There were 252 households, out of which 36.5% had children under the age of 18 living with them, 60.7% were married couples living together, 9.1% had a female householder with no husband present, and 24.2% were non-families. 21.0% of all households were made up of individuals, and 13.1% had someone living alone who was 65 years of age or older. The average household size was 2.70 and the average family size was 3.11.

In the village, the population was spread out, with 28.8% under the age of 18, 6.9% from 18 to 24, 28.6% from 25 to 44, 21.6% from 45 to 64, and 14.1% who were 65 years of age or older. The median age was 35 years. For every 100 females, there were 97.4 males. For every 100 females age 18 and over, there were 96.4 males.

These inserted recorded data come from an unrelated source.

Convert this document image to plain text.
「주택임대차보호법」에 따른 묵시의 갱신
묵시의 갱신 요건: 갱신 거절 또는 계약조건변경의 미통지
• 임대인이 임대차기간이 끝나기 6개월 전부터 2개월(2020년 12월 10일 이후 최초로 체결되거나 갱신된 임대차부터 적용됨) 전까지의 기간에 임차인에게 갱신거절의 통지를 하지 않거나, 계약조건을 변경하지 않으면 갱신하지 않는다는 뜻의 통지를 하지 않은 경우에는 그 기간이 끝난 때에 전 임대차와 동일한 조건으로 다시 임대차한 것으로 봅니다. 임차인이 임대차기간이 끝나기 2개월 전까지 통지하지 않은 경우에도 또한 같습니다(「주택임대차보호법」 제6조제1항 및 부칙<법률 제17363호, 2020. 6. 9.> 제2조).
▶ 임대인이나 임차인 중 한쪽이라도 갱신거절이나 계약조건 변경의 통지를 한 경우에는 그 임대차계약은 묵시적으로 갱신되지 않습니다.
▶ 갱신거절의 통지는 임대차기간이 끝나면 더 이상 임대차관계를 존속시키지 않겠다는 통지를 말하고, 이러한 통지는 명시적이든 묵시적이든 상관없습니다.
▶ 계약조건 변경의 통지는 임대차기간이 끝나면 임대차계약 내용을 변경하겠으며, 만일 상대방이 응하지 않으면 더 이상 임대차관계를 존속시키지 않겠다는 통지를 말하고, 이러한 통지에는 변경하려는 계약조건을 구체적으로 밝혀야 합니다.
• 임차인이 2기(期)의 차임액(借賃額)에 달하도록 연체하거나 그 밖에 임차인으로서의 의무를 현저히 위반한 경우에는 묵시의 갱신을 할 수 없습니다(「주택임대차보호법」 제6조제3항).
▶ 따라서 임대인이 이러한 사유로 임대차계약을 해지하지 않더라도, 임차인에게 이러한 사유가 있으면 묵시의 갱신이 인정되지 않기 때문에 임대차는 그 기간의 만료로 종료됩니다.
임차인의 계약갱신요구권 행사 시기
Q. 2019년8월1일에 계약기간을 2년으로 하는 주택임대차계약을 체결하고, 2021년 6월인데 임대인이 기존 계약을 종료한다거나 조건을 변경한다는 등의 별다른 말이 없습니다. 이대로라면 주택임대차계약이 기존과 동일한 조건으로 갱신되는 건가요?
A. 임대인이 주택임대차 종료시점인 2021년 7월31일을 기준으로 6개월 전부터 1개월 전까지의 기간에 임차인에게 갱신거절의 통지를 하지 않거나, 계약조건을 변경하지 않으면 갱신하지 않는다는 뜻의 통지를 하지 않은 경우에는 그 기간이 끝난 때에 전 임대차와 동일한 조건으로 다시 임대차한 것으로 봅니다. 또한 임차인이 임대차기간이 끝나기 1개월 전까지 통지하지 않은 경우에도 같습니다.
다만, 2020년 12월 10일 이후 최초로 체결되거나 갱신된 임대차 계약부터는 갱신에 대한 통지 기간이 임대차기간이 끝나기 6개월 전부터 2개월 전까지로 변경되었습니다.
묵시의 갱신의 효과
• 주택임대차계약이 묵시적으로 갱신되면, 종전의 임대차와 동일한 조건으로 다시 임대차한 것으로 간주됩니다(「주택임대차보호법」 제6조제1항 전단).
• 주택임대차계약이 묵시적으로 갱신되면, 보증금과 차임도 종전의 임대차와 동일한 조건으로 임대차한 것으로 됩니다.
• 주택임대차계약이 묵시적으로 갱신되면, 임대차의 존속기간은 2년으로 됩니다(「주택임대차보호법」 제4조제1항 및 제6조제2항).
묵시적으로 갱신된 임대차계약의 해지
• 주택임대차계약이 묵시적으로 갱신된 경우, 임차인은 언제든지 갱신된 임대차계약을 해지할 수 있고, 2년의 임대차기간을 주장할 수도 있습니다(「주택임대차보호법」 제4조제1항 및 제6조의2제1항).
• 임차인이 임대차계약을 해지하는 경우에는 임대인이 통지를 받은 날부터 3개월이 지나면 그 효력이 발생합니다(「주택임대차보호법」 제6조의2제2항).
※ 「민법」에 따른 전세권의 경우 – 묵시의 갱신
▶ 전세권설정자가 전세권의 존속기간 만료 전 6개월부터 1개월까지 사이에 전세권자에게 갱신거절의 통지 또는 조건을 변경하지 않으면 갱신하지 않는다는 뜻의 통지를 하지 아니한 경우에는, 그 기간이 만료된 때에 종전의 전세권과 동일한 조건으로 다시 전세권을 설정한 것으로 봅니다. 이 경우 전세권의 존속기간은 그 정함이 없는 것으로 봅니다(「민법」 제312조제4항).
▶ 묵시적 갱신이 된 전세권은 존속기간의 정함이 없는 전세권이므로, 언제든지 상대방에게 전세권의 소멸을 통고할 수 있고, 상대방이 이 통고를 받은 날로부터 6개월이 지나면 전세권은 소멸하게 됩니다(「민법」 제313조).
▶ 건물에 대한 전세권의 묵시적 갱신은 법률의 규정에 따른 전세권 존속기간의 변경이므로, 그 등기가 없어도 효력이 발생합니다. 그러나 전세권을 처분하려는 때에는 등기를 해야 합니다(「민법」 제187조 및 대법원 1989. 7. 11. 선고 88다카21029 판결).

The median income for a household in the village was $40,221, and the median income for a family was $44,583. Males had a median income of $32,031 versus $21,417 for females. The per capita income for the village was $15,197. About 4.8% of families and 9.1% of the population were below the poverty line, including 13.2% of those under age 18 and 15.3% of those age 65 or over.

Historical population
| Census | Pop. | Note | %± |
| 1880 | 368 |  | — |
| 1890 | 186 |  | −49.5% |
| 1900 | 764 |  | 310.8% |
| 1910 | 742 |  | −2.9% |
| 1920 | 733 |  | −1.2% |
| 1930 | 643 |  | −12.3% |
| 1940 | 646 |  | 0.5% |
| 1950 | 602 |  | −6.8% |
| 1960 | 661 |  | 9.8% |
| 1970 | 909 |  | 37.5% |
| 1980 | 874 |  | −3.9% |
| 1990 | 753 |  | −13.8% |
| 2000 | 681 |  | −9.6% |
| 2010 | 750 |  | 10.1% |
| 2020 | 689 |  | −8.1% |
U.S. Decennial Census

==Education==
It is in the Potomac Community Unit School District 10.